Department of Neurology, Wayne State University, Detroit Medical Center, Detroit, MI, USA.
J Neurooncol. 2012 Jan;106(2):327-37. doi: 10.1007/s11060-011-0667-5. Epub 2011 Jul 24.
Plasma cell granuloma (PCG) is an uncommon non-neoplastic mass lesion of unknown etiology. It is characterized by a polyclonal proliferation of chronic inflammatory cells, mostly mature plasma and other mononuclear cells. PCGs arising in the central nervous system are particularly rare. We report two additional cases of intracranial PCG exclusively involving the brain parenchyma. A 47 year-old woman, presenting with partial motor seizures and fluent aphasia, underwent complete excision of a well-demarcated, enhancing left parietal mass. The second patient was a 56 year-old man presenting with headaches and right-sided weakness who underwent stereotactic biopsy of an ill-defined, heterogeneously enhancing lesion in the left basal ganglia. Immunohistochemical analysis of surgical specimens showed polyclonal plasma cells and mature lymphocytes but no etiological agent. A histopathologic diagnosis of intracranial PCG was made in both cases. PCG should be part of the differential diagnosis of enhancing mass lesions of the brain. The etiology and natural history of these tumor-like lesions is not fully understood. Complete surgical excision appears to be curative. Lesions where total resection is not possible may benefit from adjuvant treatment including corticosteroids and possibly radiation therapy.
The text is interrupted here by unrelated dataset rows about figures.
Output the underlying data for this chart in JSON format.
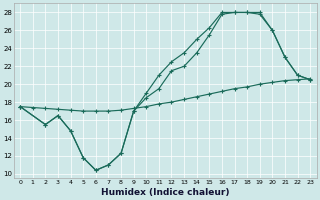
{
  "xlabel": "Humidex (Indice chaleur)",
  "bg_color": "#cfe8e8",
  "line_color": "#1a6b5a",
  "grid_color": "#ffffff",
  "xlim": [
    -0.5,
    23.5
  ],
  "ylim": [
    9.5,
    29.0
  ],
  "xticks": [
    0,
    1,
    2,
    3,
    4,
    5,
    6,
    7,
    8,
    9,
    10,
    11,
    12,
    13,
    14,
    15,
    16,
    17,
    18,
    19,
    20,
    21,
    22,
    23
  ],
  "yticks": [
    10,
    12,
    14,
    16,
    18,
    20,
    22,
    24,
    26,
    28
  ],
  "line1_x": [
    0,
    1,
    2,
    3,
    4,
    5,
    6,
    7,
    8,
    9,
    10,
    11,
    12,
    13,
    14,
    15,
    16,
    17,
    18,
    19,
    20,
    21,
    22,
    23
  ],
  "line1_y": [
    17.5,
    17.4,
    17.3,
    17.2,
    17.1,
    17.0,
    17.0,
    17.0,
    17.1,
    17.3,
    17.5,
    17.8,
    18.0,
    18.3,
    18.6,
    18.9,
    19.2,
    19.5,
    19.7,
    20.0,
    20.2,
    20.4,
    20.5,
    20.6
  ],
  "line2_x": [
    0,
    2,
    3,
    4,
    5,
    6,
    7,
    8,
    9,
    10,
    11,
    12,
    13,
    14,
    15,
    16,
    17,
    18,
    19,
    20,
    21,
    22,
    23
  ],
  "line2_y": [
    17.5,
    15.5,
    16.5,
    14.8,
    11.8,
    10.4,
    11.0,
    12.3,
    17.0,
    18.5,
    19.5,
    21.5,
    22.0,
    23.5,
    25.5,
    27.8,
    28.0,
    28.0,
    27.8,
    26.0,
    23.0,
    21.0,
    20.5
  ],
  "line3_x": [
    0,
    2,
    3,
    4,
    5,
    6,
    7,
    8,
    9,
    10,
    11,
    12,
    13,
    14,
    15,
    16,
    17,
    18,
    19,
    20,
    21,
    22,
    23
  ],
  "line3_y": [
    17.5,
    15.5,
    16.5,
    14.8,
    11.8,
    10.4,
    11.0,
    12.3,
    17.0,
    19.0,
    21.0,
    22.5,
    23.5,
    25.0,
    26.3,
    28.0,
    28.0,
    28.0,
    28.0,
    26.0,
    23.0,
    21.0,
    20.5
  ]
}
浆细胞肉芽肿(PCG)是一种罕见的、病因不明的非肿瘤性肿块病变。其特征是慢性炎症细胞的多克隆增殖,主要为成熟浆细胞和其他单核细胞。中枢神经系统中的 PCG 尤其罕见。我们报告了另外两例仅累及脑实质的颅内 PCG。一例是 47 岁女性,表现为部分运动性癫痫发作和流利性失语,行完全切除界限清楚、增强的左顶叶肿块。第二例是 56 岁男性,表现为头痛和右侧无力,行左侧基底节区界限不清、不均匀增强病变的立体定向活检。手术标本的免疫组织化学分析显示多克隆浆细胞和成熟淋巴细胞,但无病因。两种情况下均作出颅内 PCG 的组织病理学诊断。PCG 应作为脑内增强肿块病变的鉴别诊断之一。这些肿瘤样病变的病因和自然病史尚未完全清楚。完全手术切除似乎是可治愈的。对于无法完全切除的病变,辅助治疗可能有益,包括皮质类固醇和可能的放射治疗。